Of the four classes racing in the Rolex 24, the aforementioned Prototypes are the fastest, but not far behind are the open-cockpit Prototype Challenge cars, which use ORECA FLM09 chassis and Chevrolet engines. It’s tough to pick a favorite from the eight entries, but expect the Starworks No. 8, the CORE Autosport No. 54, the RSR Racing No. 11 and the BAR1 Motorsport No. 16 to contend during the 24 hours.
The GT Le Mans (GTLM) class is invariably among the most competitive and the highest profile, as the production-based cars are all backed by the manufacturers, and bragging rights are a strong motivation. Corvette Racing has its usual two-car entry and is always a threat to win, especially at a horsepower track like Daytona. There are three Porsche 911 RSR entries, two backed by Porsche North America, and one by Falken Tire, coming off an end-of-the-season victory at the 2014 Petit Le Mans Powered by Mazda at Road Atlanta.
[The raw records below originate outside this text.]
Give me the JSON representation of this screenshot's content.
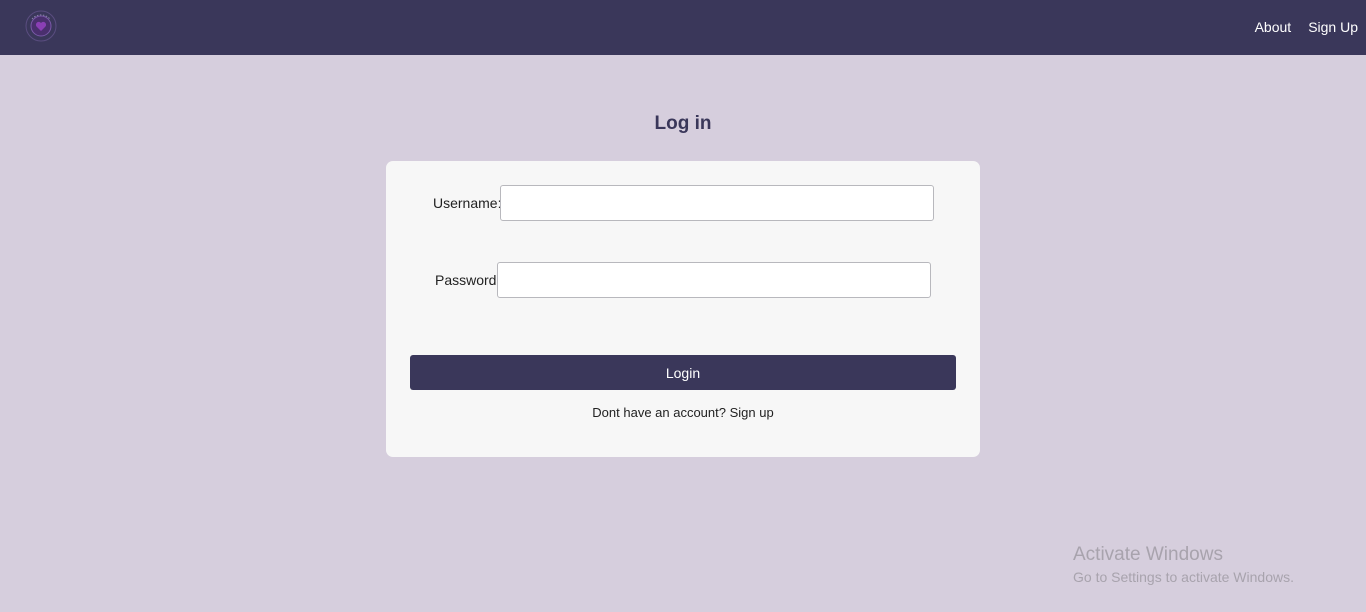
{
  "nav": {
    "about_label": "About",
    "signup_label": "Sign Up"
  },
  "page": {
    "title": "Log in"
  },
  "form": {
    "username_label": "Username:",
    "username_value": "",
    "password_label": "Password:",
    "password_value": "",
    "login_label": "Login",
    "signup_prompt": "Dont have an account?",
    "signup_link": "Sign up"
  },
  "watermark": {
    "title": "Activate Windows",
    "subtitle": "Go to Settings to activate Windows."
  },
  "icons": {
    "logo": "logo-icon"
  },
  "colors": {
    "navbar": "#3a375a",
    "background": "#d6cedd",
    "card": "#f7f7f7",
    "button": "#3a375a",
    "title": "#3a375a"
  }
}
The Bobby Rahal-led BMW Team RLL has a pair of BMW Z4 GTEs, and there are two Ferrari F458 Italias, one from AF Corse and one from Risi Competizione. But don’t forget the lone Gulf-sponsored Aston Martin Vantage V8, which has a world-class roster of drivers.
At 19, the largest of the four classes is GT Daytona (GTD), which – like GTLM, are familiar production-based cars – but don’t have quite the power, or the price tag, of the GTLM entries.
Call Vegas for GTD odds
GTD is impossible to handicap, though the fact that there are nine Porsche 911 GT Americas in the field gives them the numerical advantage. There are three Ferrari 458 Italias, two Aston-Martin V12 Vantages, two Dodge Viper SRTs, a pair of Audi R8 LMS entries, and a lone BMW Z4, but that car is fielded by he respected Turner Motorsport, so don’t write it off.
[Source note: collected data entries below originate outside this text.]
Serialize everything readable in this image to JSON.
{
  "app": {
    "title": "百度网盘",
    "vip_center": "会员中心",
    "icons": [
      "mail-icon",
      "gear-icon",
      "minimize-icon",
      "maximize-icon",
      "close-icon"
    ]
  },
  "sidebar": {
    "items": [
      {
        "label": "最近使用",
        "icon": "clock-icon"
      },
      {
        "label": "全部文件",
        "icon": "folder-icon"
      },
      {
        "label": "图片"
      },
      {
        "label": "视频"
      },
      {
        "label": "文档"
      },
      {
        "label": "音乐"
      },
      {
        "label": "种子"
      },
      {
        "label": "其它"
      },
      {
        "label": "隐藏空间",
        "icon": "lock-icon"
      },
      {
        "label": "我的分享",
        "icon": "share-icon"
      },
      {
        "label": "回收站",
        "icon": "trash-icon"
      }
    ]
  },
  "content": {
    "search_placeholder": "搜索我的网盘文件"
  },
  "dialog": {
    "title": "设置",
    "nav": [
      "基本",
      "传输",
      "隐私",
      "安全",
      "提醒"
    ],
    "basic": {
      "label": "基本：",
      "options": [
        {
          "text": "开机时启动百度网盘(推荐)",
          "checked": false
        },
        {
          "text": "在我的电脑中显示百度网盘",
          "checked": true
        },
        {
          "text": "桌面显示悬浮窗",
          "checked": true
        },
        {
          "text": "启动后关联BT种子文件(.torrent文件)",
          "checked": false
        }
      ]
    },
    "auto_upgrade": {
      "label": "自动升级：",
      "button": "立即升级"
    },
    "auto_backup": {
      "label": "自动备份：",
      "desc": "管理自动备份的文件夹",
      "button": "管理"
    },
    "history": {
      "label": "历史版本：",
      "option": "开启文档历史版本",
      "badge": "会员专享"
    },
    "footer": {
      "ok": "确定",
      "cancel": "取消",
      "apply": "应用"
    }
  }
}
If you have to play favorites, the two Alex Job-prepared Porsches (Nos. 22 and 23) should be there in the end, because few have mastered race strategy as well as Job. The No. 63 Ferrari of Scuderia Corsa seems to love the longer races, as does the Magnus Racing No. 44 Porsche. If you are looking for star power, that would be the No. 58 Dempsey/Wright Motorsports Brumos Porsche, with “Grey’s Anatomy” actor Patrick Dempsey leading the four-driver team.
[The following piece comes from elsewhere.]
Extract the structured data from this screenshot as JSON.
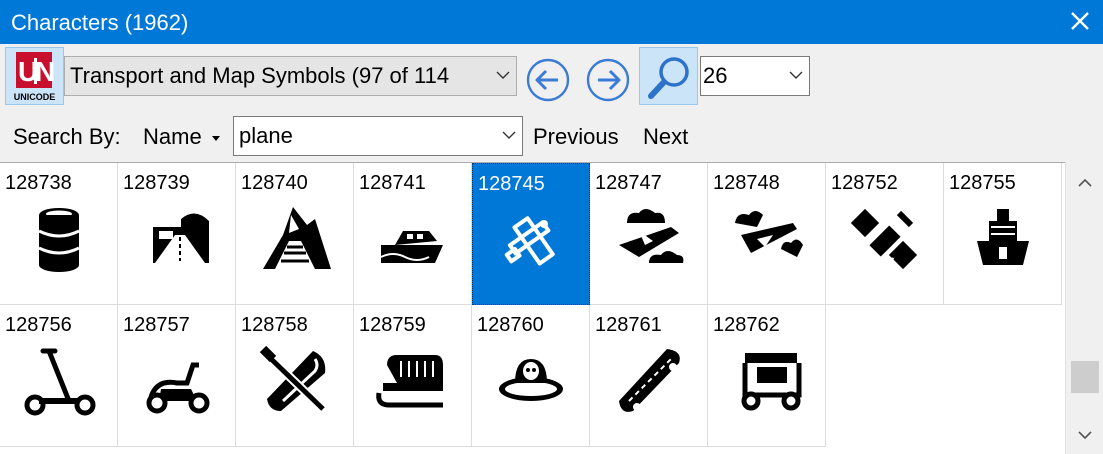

Bottom line: Don’t expect a runaway winner in any of the four classes – competition is simply too strong. Weather could be a factor, if the forecast for some damp weather for the weekend comes true – some cars, and some drivers, seem to thrive on wet pavement, and a slick surface tends to cripple the highest-horsepower entries, leveling the playing field and enhancing the importance of driver finesse.
So keep your money in your pocket this weekend – the 2015 Rolex 24 at Daytona is simply too close to call.